Predictors of In-Hospital Mortality in Non-Elderly Adult Patients Emergently Admitted with Rhabdomyolysis: A 10-Year Analysis of 27,688 Patients from the National Inpatient Sample

Surg Technol Int. 2022 Aug 12:41:sti41/1618. doi: 10.52198/22.STI.41.GS1618. Online ahead of print.

Abstract

Introduction: Rhabdomyolysis is a condition where muscle damage leads to the leakage of intracellular contents such as myoglobin and creatine kinase. These leak into systemic circulation and can cause detrimental effects. Due to the detrimental effect of rhabdomyolysis on patient mortality and potential complications, identifying factors that affect patient mortality in those with rhabdomyolysis could provide valuable insight in early management strategies and potentially benefit patient outcomes.

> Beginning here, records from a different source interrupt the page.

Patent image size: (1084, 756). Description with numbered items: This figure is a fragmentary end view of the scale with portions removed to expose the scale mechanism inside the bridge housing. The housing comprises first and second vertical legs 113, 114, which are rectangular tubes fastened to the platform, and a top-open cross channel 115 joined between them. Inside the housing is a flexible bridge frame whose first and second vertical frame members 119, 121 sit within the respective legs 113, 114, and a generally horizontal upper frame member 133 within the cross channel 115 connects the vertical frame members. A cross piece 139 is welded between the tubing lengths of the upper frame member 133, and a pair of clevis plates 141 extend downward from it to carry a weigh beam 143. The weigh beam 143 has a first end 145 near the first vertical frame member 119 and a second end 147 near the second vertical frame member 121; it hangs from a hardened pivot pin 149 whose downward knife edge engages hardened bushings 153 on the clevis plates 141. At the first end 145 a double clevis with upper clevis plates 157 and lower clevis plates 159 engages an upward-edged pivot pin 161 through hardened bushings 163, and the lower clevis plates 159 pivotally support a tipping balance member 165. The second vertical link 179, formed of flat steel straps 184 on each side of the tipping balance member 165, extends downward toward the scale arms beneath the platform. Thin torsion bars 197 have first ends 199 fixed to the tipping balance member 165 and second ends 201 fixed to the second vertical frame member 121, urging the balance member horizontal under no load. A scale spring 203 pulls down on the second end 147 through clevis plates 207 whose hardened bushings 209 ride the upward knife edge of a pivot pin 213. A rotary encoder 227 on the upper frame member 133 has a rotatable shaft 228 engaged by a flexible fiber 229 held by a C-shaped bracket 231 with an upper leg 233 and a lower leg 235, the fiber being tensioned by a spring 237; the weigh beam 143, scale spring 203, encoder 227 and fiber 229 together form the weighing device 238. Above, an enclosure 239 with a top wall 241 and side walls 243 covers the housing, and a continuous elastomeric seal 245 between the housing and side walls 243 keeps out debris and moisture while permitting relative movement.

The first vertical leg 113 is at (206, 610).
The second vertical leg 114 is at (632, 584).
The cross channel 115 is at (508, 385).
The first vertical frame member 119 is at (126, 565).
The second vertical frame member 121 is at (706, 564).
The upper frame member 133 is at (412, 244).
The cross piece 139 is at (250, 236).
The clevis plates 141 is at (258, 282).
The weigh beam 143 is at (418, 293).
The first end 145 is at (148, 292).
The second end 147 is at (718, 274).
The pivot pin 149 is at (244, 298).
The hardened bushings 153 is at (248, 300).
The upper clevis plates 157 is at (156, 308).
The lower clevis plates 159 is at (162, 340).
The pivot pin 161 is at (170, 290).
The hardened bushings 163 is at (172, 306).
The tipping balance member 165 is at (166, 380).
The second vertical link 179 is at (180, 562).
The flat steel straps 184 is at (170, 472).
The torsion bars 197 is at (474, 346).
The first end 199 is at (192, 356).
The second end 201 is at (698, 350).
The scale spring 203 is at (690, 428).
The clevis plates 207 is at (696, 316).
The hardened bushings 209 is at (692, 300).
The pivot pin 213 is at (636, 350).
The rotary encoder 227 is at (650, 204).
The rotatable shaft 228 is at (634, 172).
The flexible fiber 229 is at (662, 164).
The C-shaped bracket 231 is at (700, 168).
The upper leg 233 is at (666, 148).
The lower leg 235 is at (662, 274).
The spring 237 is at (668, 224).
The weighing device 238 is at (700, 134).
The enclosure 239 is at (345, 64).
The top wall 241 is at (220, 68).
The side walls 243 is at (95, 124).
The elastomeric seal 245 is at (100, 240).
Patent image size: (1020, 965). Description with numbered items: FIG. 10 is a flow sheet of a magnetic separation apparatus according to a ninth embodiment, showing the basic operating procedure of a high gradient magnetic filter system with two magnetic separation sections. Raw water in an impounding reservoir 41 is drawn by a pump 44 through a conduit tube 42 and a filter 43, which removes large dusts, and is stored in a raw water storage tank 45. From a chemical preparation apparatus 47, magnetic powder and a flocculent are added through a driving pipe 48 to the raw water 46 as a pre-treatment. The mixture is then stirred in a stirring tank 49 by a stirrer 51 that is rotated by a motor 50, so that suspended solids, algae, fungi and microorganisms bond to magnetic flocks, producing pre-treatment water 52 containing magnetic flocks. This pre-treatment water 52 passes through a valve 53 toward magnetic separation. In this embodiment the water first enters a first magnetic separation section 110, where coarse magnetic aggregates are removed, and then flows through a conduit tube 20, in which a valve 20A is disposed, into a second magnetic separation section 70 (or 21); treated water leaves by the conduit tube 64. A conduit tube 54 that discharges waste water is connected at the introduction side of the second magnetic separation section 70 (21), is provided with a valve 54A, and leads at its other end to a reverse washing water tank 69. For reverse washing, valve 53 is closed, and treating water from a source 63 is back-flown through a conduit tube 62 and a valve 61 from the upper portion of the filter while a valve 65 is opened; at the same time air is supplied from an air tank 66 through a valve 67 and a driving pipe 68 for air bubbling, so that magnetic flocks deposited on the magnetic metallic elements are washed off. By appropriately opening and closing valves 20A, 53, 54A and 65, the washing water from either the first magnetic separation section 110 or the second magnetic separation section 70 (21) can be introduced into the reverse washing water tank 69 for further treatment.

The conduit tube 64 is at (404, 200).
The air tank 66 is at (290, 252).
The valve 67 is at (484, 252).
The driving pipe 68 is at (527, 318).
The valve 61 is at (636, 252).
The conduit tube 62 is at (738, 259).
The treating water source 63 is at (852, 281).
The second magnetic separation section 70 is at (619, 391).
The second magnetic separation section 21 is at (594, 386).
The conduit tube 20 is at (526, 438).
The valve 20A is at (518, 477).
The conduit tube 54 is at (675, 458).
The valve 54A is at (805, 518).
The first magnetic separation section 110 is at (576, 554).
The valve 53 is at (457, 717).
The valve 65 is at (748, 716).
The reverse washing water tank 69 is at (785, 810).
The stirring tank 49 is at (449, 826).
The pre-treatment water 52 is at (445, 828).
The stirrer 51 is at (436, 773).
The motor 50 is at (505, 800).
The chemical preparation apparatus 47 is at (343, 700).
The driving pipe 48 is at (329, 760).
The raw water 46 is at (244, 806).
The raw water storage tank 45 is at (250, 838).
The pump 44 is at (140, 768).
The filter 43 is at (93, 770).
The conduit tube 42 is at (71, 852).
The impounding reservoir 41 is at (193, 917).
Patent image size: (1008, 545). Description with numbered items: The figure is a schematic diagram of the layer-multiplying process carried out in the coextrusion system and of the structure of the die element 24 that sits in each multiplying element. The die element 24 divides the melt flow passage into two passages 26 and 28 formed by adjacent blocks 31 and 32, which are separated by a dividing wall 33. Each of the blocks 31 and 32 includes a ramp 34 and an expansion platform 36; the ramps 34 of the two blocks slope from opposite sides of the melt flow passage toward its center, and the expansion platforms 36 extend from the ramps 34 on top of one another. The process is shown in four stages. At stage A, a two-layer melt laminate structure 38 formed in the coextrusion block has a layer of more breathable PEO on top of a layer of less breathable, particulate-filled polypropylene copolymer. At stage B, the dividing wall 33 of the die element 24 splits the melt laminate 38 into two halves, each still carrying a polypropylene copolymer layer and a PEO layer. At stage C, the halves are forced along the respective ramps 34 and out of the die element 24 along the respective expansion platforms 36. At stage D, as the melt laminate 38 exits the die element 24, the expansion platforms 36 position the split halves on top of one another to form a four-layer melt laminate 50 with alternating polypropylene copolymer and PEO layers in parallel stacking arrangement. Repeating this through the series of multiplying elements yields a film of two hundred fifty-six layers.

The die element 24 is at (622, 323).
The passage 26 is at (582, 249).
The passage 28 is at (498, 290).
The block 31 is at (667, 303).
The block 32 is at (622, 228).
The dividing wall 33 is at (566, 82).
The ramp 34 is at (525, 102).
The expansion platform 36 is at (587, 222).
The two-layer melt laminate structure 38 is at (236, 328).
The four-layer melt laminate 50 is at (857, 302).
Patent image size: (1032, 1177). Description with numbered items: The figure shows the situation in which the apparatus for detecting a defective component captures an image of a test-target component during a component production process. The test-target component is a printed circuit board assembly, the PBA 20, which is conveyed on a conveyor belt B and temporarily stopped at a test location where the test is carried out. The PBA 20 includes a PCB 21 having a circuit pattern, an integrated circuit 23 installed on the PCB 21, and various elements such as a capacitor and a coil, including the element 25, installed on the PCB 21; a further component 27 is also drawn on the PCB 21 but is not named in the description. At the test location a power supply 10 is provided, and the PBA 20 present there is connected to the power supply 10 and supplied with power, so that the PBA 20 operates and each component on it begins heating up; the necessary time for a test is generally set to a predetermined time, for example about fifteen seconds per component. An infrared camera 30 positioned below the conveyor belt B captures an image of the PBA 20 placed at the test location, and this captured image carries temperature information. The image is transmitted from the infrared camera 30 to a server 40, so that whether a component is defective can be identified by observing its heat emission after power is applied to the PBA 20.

Objective: The goal of this study was to identify independent predictors of in-hospital mortality in non-elderly adult patients who underwent emergency admission due to rhabdomyolysis.

Materials and methods: A retrospective cohort study was done by analyzing 27,688 non-elderly adult patients (18-64 years) with rhabdomyolysis who underwent emergency admission using the National Inpatient Sample (NIS) during 2005-2014. Factors such as demographic information, clinical course, and comorbidities were collected to identify predictors of in-hospital mortality. Chi square and student's t-tests were utilized to evaluate various group differences on categorical and continuous variables. Backward logistic regression analyses were performed to examine factors that could affect patient mortality.

Results: A total number of 27,688 non-elderly adult patients (age 18-64 years) were included, of which, 20,137 patients were male (72.8%) with a mean (SD) age of 40.60 (13.34) years, and 7,551 patients were female (27.3%) with a mean (SD) age of 45.63 (13.20) years. Multivariable backward logistic regression analysis was performed to evaluate the associations between mortality and different variables in our patient sample. Out of different factors, respiratory diseases, cardiac disease, and genitourinary system disease demonstrated the most significant association with mortality, shown by odds ratios of 3.67, 3.59, and 3.08, respectively. Additionally, patient age, history of surgical procedure, bacterial infection (other than tuberculosis), and cerebrovascular diseases were also positively associated with mortality. Their respective odds ratios were 1.03, 2.14, 2.13, and 2.66.

Conclusion: Each additional year in age leads to 3% increased odds of mortality in non-elderly adult patients who are emergently admitted with rhabdomyolysis.